# Would I be crazy?



## ToothyAngler (Mar 18, 2015)

Would I be crazy to head to sargent and fish the surf tomorrow? Wanting to take the father in law for his birthday.


----------



## Sgrem (Oct 5, 2005)

Yes you would be crazy amd dangerous.
Find a protected back area.


----------



## sharkchum (Feb 10, 2012)

The surf down there is still totally fresh from all the rivers dumping in and I haven't caught anything down there in 3 weeks besides hardheads and gafftop. Now there is more rain on the way. If this keeps up there won't be any fish down there until August.


----------



## ToothyAngler (Mar 18, 2015)

sharkchum said:


> The surf down there is still totally fresh from all the rivers dumping in and I haven't caught anything down there in 3 weeks besides hardheads and gafftop. Now there is more rain on the way. If this keeps up there won't be any fish down there until August.
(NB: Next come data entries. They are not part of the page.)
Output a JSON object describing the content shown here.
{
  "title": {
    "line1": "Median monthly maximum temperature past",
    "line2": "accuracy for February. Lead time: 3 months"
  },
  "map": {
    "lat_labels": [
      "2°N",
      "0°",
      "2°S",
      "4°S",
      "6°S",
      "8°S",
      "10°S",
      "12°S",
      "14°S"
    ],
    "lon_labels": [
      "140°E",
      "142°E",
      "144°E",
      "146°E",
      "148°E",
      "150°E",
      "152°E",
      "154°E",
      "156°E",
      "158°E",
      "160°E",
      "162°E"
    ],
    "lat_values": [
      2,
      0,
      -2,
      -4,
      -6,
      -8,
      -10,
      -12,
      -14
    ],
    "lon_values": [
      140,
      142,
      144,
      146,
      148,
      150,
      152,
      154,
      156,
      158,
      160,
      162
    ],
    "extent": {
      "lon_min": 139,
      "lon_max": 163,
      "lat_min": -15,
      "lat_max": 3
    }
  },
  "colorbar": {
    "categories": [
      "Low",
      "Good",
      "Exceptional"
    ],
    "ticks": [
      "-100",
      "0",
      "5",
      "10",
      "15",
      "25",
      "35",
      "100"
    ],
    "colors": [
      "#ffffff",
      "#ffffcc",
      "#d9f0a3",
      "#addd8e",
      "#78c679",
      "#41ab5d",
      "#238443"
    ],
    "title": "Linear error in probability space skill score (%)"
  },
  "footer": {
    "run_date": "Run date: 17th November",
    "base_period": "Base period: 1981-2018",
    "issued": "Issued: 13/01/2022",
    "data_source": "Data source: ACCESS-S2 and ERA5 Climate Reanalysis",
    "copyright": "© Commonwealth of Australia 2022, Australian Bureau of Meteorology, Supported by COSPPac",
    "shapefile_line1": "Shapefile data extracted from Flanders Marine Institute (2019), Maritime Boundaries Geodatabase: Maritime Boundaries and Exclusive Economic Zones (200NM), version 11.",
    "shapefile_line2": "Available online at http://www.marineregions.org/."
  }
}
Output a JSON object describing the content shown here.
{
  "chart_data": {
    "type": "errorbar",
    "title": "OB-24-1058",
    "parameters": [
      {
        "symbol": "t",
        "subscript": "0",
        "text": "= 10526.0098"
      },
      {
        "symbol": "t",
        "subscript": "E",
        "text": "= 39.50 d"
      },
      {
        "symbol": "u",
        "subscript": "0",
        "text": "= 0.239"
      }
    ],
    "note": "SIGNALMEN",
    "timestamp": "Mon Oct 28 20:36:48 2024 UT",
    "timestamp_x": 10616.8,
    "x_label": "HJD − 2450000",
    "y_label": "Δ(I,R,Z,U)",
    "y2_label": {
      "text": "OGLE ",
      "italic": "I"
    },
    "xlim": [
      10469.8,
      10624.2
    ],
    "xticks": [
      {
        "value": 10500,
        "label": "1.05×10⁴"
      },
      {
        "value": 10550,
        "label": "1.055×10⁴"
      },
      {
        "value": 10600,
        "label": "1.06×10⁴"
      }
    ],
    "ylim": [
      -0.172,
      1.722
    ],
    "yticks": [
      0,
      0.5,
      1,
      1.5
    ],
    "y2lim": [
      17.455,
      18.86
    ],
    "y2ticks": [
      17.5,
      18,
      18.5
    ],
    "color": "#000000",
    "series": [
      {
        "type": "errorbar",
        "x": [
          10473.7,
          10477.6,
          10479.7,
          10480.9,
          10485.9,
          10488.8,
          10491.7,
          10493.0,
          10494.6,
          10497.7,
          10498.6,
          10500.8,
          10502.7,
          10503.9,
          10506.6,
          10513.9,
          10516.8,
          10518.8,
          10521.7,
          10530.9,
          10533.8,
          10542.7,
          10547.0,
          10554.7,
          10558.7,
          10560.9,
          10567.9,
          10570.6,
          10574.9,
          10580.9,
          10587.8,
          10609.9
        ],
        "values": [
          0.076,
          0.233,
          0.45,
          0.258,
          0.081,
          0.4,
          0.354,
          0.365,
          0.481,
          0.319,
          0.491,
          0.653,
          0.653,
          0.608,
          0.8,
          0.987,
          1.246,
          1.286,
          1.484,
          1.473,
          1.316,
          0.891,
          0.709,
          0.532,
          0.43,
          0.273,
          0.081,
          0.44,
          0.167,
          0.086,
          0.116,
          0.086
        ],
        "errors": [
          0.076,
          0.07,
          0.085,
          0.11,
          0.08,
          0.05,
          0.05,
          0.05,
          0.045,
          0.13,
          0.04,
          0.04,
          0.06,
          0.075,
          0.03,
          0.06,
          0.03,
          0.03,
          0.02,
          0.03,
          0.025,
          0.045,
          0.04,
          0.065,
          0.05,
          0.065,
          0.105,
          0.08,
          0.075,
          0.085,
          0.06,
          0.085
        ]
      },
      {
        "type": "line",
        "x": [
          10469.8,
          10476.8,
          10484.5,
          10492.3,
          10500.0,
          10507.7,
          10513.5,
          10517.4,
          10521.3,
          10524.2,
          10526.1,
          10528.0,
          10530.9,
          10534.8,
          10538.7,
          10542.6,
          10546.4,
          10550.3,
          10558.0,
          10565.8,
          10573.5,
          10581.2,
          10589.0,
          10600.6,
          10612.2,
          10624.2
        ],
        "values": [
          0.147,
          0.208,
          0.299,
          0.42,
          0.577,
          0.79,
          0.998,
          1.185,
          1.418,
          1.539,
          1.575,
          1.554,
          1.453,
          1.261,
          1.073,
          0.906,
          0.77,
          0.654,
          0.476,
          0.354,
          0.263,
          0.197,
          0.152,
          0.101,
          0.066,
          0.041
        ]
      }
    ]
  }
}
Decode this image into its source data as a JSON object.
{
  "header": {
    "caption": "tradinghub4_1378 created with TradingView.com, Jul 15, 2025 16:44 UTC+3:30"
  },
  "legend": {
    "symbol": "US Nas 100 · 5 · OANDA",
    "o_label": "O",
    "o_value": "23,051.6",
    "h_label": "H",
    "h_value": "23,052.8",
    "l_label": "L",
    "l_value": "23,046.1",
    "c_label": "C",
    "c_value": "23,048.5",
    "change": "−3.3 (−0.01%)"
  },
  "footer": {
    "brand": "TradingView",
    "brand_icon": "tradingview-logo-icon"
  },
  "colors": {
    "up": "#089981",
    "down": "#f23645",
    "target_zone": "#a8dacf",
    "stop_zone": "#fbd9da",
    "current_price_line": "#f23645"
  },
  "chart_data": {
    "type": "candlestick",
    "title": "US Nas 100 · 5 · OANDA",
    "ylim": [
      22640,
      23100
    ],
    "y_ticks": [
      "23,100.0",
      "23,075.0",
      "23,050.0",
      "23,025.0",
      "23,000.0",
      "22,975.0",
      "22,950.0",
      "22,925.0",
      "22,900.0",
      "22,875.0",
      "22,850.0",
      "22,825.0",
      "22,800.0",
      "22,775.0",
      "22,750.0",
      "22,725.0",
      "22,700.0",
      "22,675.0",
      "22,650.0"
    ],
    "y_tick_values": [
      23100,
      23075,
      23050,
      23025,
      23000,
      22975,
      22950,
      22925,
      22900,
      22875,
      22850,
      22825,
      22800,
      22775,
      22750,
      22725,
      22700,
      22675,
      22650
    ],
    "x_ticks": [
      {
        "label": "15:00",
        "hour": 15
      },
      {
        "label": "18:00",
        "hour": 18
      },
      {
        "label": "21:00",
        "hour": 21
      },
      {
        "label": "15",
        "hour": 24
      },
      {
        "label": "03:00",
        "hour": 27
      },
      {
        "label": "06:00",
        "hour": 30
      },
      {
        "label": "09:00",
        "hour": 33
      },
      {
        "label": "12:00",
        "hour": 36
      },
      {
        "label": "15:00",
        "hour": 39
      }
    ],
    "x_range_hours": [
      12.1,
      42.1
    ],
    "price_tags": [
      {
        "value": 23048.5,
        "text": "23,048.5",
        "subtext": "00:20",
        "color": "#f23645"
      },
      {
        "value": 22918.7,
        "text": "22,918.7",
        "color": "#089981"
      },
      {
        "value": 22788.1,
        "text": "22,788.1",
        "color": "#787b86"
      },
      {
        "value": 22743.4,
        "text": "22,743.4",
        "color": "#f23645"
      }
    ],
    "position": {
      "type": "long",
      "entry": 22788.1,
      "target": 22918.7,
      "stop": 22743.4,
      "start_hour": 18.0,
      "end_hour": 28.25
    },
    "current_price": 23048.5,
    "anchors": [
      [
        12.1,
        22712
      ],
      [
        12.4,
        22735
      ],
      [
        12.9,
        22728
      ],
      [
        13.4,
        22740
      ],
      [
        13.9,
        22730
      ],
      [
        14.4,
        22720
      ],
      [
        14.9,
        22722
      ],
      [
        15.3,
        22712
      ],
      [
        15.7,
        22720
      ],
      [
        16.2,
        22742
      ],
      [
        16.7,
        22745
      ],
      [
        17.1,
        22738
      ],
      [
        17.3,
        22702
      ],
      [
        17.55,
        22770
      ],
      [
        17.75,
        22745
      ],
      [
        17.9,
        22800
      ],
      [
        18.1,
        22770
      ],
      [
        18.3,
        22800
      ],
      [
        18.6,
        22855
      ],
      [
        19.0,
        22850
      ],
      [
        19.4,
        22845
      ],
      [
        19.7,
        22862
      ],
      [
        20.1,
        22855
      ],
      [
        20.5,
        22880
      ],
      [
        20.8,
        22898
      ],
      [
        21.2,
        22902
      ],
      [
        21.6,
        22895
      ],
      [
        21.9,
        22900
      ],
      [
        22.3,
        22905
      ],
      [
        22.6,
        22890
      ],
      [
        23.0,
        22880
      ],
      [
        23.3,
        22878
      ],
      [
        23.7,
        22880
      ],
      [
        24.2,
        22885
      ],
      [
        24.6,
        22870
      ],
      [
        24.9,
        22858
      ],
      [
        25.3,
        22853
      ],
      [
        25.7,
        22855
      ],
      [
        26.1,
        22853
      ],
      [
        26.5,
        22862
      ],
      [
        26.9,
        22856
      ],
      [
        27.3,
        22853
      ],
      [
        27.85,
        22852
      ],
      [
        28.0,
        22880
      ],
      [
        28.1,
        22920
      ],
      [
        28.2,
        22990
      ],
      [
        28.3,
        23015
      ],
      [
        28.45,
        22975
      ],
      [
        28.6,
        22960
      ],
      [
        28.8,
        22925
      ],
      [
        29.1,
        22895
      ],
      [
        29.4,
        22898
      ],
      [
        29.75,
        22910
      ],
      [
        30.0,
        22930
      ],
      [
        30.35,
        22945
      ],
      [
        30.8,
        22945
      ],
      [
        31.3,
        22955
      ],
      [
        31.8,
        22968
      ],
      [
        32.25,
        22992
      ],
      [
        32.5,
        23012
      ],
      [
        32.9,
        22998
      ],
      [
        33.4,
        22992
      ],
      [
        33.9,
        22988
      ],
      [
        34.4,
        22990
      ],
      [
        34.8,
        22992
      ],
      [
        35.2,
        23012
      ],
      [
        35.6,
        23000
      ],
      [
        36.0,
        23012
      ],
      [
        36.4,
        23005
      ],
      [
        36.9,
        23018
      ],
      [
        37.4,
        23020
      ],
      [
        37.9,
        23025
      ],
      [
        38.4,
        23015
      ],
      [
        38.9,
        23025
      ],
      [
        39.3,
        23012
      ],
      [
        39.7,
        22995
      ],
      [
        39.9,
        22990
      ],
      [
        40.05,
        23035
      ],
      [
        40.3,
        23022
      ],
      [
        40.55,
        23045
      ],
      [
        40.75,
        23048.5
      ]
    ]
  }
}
 What if I went to San luis pass you think the weather is just a no go?


----------



## bollomb (Apr 23, 2013)

100 % chance of rain and blowing 15-20... save your money and time. wait for better weather. we cancelled for sat as well


----------



## sharkchum (Feb 10, 2012)

ToothyAngler said:


> What if I went to San luis pass you think the weather is just a no go?


The water is salty by the pass, but it's gonna be storming for the next 3 days and the south wind is gonna be blowing 20+mph, not the best time to plan a trip to the surf. Don't let the wind or the rain scare you off, the fish still have to feed regardless, but the lightning is a different story.


----------



## ToothyAngler (Mar 18, 2015)

Sucks but prolly gonna gave to cancel


----------